ABSTRACT

Contrastive linguistics has traditionally been referential for the analysis and the comparison of languages in order to identify linguistic patterns, which may later enable linguists to validate the norms that they propose to understand language. This analysis started from some psychological assumptions in the arena of behaviorism leading to some methodological principles 90for the study of communication in societies. The expected scenario was, however, linguistic, as languages are the focus of study. One obvious methodological approach in contrastive linguistics is through the use of parallel corpora, as this is a very objective way to analyze and excerpt data when dealing with linguistic phenomena in bilingual and multilingual settings. Parallel corpora help us to identify recurrent patterns in a language in addition to detect variation emerging as a result of particular language use, both from a diachronic and synchronic perspective. The use of this type of corpora is especially convenient to evaluate the interpretation of variables in the source languages, and the subsequent choices that translators make to render specific language phenomena in the target languages, no matter how idiosyncratic these may be. Linguists have found a wealth of information in these language selections for the categorization of grammatical units.

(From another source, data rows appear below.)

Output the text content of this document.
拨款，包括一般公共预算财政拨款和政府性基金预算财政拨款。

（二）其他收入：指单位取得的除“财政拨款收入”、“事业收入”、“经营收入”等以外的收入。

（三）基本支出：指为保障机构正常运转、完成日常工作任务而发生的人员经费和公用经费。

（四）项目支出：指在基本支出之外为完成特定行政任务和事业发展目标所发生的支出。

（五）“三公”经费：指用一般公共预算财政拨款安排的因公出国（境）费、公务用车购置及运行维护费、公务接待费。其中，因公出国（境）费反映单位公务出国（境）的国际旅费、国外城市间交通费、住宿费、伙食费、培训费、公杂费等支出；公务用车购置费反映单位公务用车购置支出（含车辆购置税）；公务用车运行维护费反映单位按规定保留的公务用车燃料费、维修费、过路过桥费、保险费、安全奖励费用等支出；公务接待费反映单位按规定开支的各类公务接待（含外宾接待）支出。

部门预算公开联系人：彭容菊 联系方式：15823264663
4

Taking everything into account, the objectives of this chapter will be, first of all, (a) to identify the main studies performed within the field of contrastive linguistics; secondly, (b) to describe the most relevant studies based on parallel bodies of data; third, (c) to classify the different types of parallel corpora available to linguists and, finally, (d) to offer one example of research carried out on a parallel corpus (Spanish and English) with a focus on the comparison of discursive markers in these languages. This chapter is expected to offer information pertaining the characteristics of parallel corpora and their classification along with a case study serving as an illustration of the benefits these corpora may bring for linguistic enquiry and language learning.